(TROY, Kan.) A local frontline worker expressed concerns Tuesday about Doniphan County’s decision to withdraw a public mask ordinance.
Doniphan County Commissioners voted Monday to drop the order.
Health Department Safety and Office Manager Jessica Robinson said she is concerned about the ripple effect of the Commissioners’ decision.
“As someone working in public health, it is very disheartening,” she said. “Personally, I think we were all kind of hoping this would have lasted maybe a month or two, given the circumstances. We are the ones that do all of the testings, all the testing of the county comes through here, all of the positives. There has been a significant drop due to the mask mandate so hopefully, it doesn’t go back up.”
The county, like the state, has seen a recent drop in new COVID-19 cases and positivity rates. Since the pandemic began, Doniphan County has lost 20 individuals to COVID-19 and at least 930 residents have been infected, according to the Kansas Department of Health and Environment. Statewide, 4,643 Kansans have died and a total of 291,715 cases have been reported.
The health department has been busy testing, tracking, and administering nearly 500 doses of COVID vaccines to eligible residents.
“Hopefully this momentum continues with the vaccine all over so we can get that herd immunity to really slow this down and then all these things like mask mandates and stuff like that won’t be an issue anymore,” said Robinson.
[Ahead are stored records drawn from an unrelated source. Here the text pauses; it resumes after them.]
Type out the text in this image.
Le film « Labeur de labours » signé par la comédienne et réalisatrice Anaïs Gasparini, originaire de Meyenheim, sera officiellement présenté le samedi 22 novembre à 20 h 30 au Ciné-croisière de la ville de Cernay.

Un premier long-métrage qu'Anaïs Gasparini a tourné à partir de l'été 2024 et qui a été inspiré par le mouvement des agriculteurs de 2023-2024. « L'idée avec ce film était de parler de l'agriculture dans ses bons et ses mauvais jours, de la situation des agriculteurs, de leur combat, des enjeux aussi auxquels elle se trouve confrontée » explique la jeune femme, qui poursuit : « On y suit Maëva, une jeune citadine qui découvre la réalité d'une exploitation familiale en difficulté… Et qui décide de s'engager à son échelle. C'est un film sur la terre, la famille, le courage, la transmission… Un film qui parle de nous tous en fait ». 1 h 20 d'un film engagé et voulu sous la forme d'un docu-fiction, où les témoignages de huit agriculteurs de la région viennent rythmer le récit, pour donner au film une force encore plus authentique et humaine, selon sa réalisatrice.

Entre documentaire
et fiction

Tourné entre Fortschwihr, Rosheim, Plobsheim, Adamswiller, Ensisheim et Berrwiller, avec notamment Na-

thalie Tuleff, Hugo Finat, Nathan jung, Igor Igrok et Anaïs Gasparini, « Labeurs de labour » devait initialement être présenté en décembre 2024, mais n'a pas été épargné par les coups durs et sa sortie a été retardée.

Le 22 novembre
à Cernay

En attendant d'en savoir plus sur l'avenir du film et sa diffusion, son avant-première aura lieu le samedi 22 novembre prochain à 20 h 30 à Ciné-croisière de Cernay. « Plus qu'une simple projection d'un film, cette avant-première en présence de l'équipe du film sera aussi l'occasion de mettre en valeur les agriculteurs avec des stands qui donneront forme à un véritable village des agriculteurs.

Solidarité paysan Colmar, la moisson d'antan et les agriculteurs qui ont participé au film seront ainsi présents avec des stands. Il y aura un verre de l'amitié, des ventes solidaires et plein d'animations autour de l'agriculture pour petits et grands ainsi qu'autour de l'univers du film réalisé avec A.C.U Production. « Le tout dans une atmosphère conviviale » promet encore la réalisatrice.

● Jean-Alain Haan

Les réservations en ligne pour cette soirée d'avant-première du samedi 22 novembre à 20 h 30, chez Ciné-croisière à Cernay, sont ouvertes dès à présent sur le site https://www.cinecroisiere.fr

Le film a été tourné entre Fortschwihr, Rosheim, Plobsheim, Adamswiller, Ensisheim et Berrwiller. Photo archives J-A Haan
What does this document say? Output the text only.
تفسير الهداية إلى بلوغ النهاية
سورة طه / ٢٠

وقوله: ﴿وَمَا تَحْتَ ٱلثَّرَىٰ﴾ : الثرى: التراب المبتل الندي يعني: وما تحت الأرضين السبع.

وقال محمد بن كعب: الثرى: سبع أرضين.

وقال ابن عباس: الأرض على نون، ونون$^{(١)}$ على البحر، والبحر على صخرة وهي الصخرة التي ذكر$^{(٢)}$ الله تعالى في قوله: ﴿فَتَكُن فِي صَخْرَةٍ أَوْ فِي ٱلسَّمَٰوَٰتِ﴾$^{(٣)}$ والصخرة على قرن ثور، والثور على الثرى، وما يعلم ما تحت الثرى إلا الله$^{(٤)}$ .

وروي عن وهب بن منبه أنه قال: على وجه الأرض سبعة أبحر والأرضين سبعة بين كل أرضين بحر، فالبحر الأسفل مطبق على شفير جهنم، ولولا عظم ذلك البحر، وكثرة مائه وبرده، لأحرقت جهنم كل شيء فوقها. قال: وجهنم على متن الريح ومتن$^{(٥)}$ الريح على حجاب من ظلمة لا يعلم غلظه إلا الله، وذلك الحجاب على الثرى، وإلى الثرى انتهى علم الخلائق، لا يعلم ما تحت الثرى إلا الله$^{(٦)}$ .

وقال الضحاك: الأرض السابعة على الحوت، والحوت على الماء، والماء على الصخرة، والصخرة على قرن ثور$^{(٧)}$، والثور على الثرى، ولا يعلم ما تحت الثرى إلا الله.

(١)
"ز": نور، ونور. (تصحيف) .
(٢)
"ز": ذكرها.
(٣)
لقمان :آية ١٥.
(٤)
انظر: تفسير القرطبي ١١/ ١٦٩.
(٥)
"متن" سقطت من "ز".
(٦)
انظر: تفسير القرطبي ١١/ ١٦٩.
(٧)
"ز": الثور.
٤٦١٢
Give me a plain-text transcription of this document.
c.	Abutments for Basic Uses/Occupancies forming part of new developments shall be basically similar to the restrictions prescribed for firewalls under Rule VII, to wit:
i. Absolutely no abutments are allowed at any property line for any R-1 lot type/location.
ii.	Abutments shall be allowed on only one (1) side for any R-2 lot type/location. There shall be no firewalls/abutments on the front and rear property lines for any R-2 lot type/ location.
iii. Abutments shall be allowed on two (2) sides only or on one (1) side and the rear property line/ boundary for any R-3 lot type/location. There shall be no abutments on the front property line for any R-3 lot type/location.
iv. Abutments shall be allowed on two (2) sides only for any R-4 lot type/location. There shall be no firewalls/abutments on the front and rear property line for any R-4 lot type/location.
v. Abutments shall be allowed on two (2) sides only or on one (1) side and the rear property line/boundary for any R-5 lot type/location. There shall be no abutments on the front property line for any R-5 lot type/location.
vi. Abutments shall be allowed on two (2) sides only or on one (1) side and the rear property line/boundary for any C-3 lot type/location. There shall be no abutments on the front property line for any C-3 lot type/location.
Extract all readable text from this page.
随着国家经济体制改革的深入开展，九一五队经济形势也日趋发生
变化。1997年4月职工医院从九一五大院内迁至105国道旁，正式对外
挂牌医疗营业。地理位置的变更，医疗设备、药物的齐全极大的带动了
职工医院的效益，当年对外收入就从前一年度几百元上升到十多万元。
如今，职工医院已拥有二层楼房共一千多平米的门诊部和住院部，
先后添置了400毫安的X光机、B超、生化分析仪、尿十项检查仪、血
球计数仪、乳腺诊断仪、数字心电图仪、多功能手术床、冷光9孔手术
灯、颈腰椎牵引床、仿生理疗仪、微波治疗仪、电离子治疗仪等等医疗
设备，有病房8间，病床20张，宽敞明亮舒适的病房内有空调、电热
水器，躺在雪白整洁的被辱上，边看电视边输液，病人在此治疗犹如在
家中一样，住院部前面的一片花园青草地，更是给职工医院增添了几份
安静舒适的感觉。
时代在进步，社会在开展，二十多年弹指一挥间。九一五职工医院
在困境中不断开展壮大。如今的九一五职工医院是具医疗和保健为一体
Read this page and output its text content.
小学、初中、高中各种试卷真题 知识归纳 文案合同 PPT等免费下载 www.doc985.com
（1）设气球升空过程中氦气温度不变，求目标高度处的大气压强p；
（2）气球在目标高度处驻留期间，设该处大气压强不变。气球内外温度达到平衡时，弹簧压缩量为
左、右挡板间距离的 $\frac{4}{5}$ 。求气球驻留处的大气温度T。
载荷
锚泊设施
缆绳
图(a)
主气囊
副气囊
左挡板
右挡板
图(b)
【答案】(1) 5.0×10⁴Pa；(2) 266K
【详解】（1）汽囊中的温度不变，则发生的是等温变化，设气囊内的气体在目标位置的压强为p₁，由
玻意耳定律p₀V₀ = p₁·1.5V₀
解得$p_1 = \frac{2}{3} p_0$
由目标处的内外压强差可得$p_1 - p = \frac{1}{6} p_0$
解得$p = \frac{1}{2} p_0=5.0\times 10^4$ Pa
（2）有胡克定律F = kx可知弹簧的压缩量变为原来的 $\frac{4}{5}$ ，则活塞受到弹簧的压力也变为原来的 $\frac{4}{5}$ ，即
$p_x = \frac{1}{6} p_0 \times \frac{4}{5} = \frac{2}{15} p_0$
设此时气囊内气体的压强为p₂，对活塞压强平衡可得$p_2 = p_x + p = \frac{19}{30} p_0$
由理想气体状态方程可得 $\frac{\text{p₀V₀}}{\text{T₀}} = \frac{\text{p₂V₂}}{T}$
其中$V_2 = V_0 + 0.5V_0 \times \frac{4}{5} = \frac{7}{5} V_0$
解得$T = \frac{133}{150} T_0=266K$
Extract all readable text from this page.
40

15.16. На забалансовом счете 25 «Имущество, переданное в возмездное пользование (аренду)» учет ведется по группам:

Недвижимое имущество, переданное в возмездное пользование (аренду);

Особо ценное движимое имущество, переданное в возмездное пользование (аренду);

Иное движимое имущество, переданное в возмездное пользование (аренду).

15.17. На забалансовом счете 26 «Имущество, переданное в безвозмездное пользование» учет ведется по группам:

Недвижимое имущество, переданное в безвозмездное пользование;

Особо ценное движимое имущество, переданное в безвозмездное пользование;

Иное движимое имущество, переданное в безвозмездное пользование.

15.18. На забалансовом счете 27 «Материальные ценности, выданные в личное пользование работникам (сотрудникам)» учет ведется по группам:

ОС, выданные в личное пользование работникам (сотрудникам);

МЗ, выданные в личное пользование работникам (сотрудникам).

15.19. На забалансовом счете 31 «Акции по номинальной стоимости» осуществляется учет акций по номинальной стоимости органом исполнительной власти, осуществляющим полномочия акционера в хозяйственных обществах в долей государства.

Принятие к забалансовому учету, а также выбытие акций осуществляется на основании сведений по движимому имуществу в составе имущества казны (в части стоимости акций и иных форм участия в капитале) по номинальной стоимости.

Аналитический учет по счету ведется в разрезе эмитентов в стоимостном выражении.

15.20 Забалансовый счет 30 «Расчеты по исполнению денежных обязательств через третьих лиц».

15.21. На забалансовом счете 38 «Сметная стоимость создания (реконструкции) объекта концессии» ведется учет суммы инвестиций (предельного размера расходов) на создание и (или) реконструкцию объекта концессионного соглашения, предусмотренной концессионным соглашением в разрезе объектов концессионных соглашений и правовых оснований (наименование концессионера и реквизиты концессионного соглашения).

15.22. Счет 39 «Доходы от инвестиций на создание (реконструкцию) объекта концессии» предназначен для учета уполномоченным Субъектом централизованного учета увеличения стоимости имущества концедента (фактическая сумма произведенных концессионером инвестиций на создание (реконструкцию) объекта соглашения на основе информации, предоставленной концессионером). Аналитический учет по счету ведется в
She said given how many lives have been lost and the sacrifices healthcare workers have made, she said it’s frustrating that wearing a mask continues to be such a big issue.
“From a medical perspective, masks work. They definitely work. They definitely help not spread things. I mean the numbers are there. The statistics are there. Versus an opinion of, ‘Hey, I just don’t want to do it because it’s an inconvenience,” she said. “It’s just kind of doing your part while it is an issue.”
Two county residents receiving their COVID vaccine shot at the health department Tuesday said they were doing whatever they could to help get back to normal.
Kay Schultz said she doesn’t like wearing her mask or getting a shot but it was what needed to be done so she could see her family.
“I’ve got these great-grandkids that when they have to be quarantined, there’s nobody to watch them so I thought I’ll just get the vaccine, and then I’d at least be able to take care of them if anybody else has to be quarantined,” she said.
Another resident receiving their shot Tuesday was Nancy Jeschke. She said when the mask order was in place, she had no problem with doing her part.
“I think it’s fine because if it’s going to help me and someone else that’s great,” Jeschke said.
She said she hopes cases continue to drop, more people get vaccinated, and that her immunity will be boosted enough to get back to pre-pandemic life.
“I hope I can get out in the yard and do all the things that I would like to do and go all of the places. I’ve only been to church once since March, that bothers me,” Jeschke said.
Schultz is also hopeful that we are seeing the beginning of the end of the pandemic.
“The number one thing I miss is not getting out and doing what you want to do. Everything is closed. The theaters, the things that you take kids to you can’t go to, that kind of stuff,” she said. “I’m hoping it’s closer to normal, what we know normal is and we don’t have to deal with it anymore.”